You can’t just come out when you feel like it; you have to use your instincts. It’s not just in Thailand; it’s a worldwide thing.
What do you feel about your bigger role as a celebrity?
My job is to live life and show the world that it’s okay to be gay. I’m just living my life and doing what’s right for me as a gay man.
I think that at the end of the day, you want to be living your life 100% free. It might be tougher for some people and easier for other people… that’s what we’re heading towards because that’s where we all want to be.
For me in Thailand, it’s 100% free, but I wouldn’t be able to say that for other people.
It’s a privilege for me to be in Thailand. I’m so blessed and so grateful. But there is work to be done.
What do you love about the LGBT+ community in Thailand?
I think every LGBT+ community in the world is different.
From my own understanding, it’s more relaxed, more fluid, and easier to talk and connect in Thailand. And it’s happier.
There’s a phrase we use here: ‘same same but different’.
We know we’re different, but at the end of the day, we’re ‘same same’.
It’s about living with happiness and seeing the possibility that you can be anywhere in Thailand or travel to any part of the country and feel like you belong in our family.

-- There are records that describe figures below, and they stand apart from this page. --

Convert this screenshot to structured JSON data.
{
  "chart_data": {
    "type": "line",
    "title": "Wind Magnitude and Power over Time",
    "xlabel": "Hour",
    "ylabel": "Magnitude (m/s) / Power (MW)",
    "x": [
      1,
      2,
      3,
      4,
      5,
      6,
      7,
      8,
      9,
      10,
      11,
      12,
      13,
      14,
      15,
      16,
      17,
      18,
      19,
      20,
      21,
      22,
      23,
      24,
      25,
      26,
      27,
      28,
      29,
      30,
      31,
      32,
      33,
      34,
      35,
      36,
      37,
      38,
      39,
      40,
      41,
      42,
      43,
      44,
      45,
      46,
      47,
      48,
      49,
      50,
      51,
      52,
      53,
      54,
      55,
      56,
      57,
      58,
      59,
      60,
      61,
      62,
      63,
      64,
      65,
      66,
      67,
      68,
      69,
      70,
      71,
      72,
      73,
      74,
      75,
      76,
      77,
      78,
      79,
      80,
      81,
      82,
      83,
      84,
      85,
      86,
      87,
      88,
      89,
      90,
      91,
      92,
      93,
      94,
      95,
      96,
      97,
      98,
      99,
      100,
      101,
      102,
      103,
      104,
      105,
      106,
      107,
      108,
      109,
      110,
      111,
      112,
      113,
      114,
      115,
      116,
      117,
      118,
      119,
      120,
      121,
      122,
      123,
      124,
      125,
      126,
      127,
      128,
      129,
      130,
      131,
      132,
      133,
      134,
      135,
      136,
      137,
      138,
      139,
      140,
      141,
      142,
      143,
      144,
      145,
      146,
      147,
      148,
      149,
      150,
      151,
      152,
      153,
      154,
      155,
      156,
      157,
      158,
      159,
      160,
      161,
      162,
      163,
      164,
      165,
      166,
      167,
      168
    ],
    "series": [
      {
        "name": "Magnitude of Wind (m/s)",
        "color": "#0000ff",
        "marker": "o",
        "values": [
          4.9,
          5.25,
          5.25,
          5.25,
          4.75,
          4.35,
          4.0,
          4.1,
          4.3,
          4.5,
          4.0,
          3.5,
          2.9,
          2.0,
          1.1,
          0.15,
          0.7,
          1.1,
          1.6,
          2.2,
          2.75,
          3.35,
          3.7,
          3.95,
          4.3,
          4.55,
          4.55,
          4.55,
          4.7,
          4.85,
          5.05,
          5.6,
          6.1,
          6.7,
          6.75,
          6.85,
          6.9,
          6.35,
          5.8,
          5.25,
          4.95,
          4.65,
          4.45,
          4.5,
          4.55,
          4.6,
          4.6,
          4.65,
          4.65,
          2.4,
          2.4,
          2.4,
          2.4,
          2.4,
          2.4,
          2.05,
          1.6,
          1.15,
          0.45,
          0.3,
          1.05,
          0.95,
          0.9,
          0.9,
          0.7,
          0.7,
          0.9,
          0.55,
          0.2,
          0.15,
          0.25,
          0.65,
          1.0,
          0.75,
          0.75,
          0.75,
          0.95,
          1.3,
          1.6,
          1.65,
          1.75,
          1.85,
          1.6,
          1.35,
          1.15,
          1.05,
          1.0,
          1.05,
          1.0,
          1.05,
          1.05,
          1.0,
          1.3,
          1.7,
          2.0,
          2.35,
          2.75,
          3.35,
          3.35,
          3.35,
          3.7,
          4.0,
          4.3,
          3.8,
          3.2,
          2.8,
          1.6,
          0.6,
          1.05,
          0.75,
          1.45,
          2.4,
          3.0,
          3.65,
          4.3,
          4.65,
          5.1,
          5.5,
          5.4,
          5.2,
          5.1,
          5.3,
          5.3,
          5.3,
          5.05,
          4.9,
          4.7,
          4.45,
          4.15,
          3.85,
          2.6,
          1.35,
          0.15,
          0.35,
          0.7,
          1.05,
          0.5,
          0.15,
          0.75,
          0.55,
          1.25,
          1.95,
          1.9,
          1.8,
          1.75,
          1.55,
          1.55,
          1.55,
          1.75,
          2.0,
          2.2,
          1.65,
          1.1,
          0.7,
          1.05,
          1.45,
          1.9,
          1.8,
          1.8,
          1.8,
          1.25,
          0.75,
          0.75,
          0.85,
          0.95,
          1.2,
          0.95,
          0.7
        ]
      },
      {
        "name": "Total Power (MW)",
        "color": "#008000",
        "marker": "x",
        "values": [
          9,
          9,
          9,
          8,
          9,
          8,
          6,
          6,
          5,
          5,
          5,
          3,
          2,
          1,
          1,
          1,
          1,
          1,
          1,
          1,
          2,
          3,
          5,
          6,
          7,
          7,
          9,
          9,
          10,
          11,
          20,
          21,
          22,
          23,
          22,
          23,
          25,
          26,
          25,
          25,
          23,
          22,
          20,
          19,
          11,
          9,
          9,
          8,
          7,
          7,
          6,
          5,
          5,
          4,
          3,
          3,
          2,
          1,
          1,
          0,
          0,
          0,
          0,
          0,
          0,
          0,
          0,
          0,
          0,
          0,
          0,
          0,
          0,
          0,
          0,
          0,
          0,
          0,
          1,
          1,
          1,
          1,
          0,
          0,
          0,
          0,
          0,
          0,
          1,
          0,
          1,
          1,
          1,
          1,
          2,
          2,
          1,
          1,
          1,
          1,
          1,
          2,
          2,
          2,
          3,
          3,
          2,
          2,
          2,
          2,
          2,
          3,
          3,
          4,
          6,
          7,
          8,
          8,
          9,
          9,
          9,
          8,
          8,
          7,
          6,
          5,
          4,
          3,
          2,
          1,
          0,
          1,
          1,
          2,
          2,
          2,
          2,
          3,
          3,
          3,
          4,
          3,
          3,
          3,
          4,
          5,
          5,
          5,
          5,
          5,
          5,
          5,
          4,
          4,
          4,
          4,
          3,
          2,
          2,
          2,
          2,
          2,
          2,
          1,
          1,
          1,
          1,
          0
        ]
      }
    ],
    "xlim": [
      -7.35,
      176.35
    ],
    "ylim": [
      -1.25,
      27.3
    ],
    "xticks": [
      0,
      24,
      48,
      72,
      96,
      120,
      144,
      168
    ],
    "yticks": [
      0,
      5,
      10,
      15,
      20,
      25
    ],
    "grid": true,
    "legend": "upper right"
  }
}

How long before Thailand has marriage equality?
People ask, “Why do you need to be legalised?” They’re still not aware of the situation.
The conversation started last year. The media was talking about it and we have more celebrities asking questions about it too.
Even posting a few of my wedding photos with my soon-to-be-legalised husband on Instagram gets more conversations out there.
But really, it’s time for Thailand to legalise this.
It might not be this year but, with more content going out from the media, hopefully a year or two from now.
Two people, no matter what sex they are, should have the right to love, to be accepted, and to be legally married.
We’re still in talks right now. But I know that it will happen.